Faculty and staff members are also trained to handle alleged bullying situations. Bailes said their training begins well before students ever walk through the door on the first day of school.

“All of our employees are initially required to take four hours of training on bullying. This includes maintenance, cafeteria staff, everyone,” she explained. “The training includes how to identify various forms of bullying, what constitutes bullying and their responsibility as a mandated reporter. After this initial training, all employees that have contact with children must undergo two hours of follow-up training annually.”

Dooley said it all boils down to two things – “you either don’t care or you’re too dull.”

“I’m not doing this out of anger and I’m not mad at anyone. I’m extremely frustrated and I’m telling you we’ve got a problem,” he said. “I have handed them a format to resolve bullying that works and they still don’t know how to fix it. I will not sit back and let this happen anymore.”

Oh behalf of the Bossier Parish School System, Bailes replied: “While Bossier Schools shares Mr. Dooley’s desire to stop bullying from happening, we strive to ensure our students know any given person within our system is available to help and intervene when necessary.

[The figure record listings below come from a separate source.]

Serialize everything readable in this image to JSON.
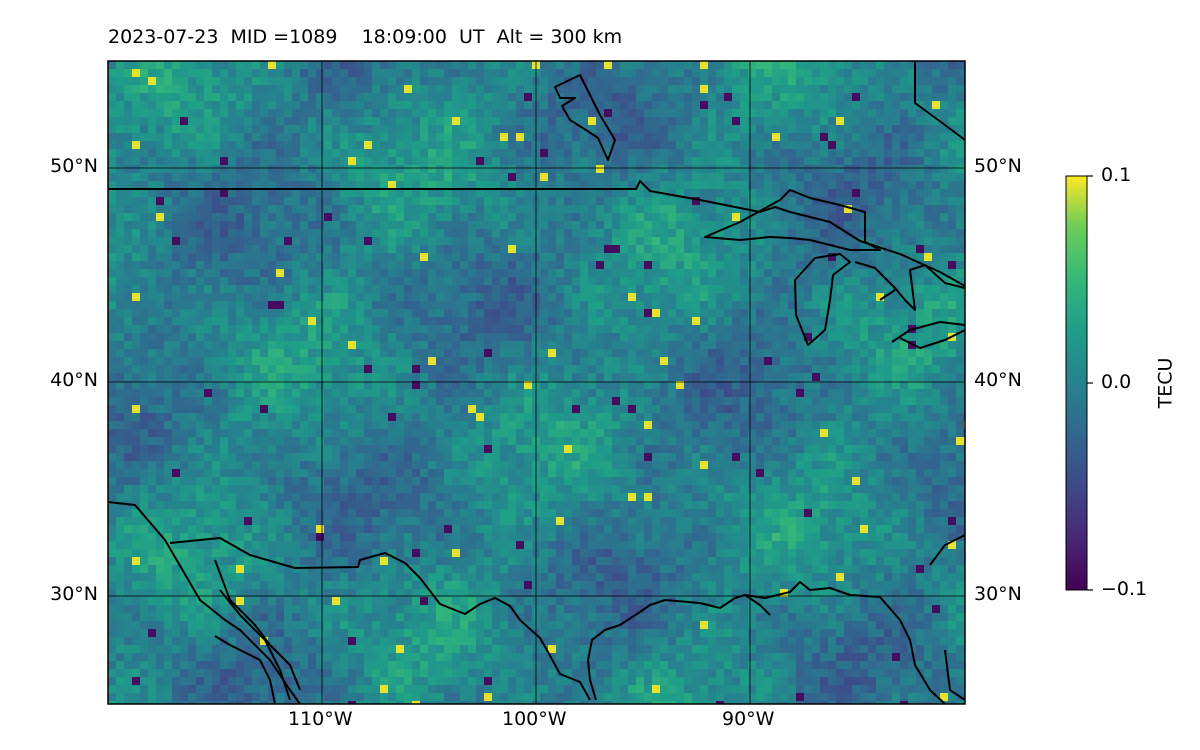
{
  "map": {
    "title": "2023-07-23  MID =1089    18:09:00  UT  Alt = 300 km",
    "lon_labels": [
      "110°W",
      "100°W",
      "90°W"
    ],
    "lat_labels": [
      "50°N",
      "40°N",
      "30°N"
    ],
    "lon_range": [
      -120,
      -80
    ],
    "lat_range": [
      25,
      55
    ],
    "colormap": "viridis",
    "basemap": "coastlines-and-borders"
  },
  "colorbar": {
    "label": "TECU",
    "ticks": [
      "0.1",
      "0.0",
      "−0.1"
    ],
    "range": [
      -0.1,
      0.1
    ]
  }
}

“We will not cease to empower our students and provide them with the knowledge and resources to stamp out all forms of bullying, harassment and hazing.”

When asked who a child can go to at school if they are being bullied, Bailes simply answered anyone.

“We are all mandated reporters and must go to school level administrators if made aware of bullying,” Bailes explained. “Every school also has a counselor and School Resource Officers are at all middle and high schools. SROs are also at the elementary level each day on a rotational basis, as well as DARE officers.”

She also stressed that anyone can report bullying; not just school employees.

“Whether it is a parent or passerby that sees bullying take place as students go to or leave school, tell us,” she said. “It takes parental and community involvement as well to combat bullying and we are oftentimes limited to the information available at hand.”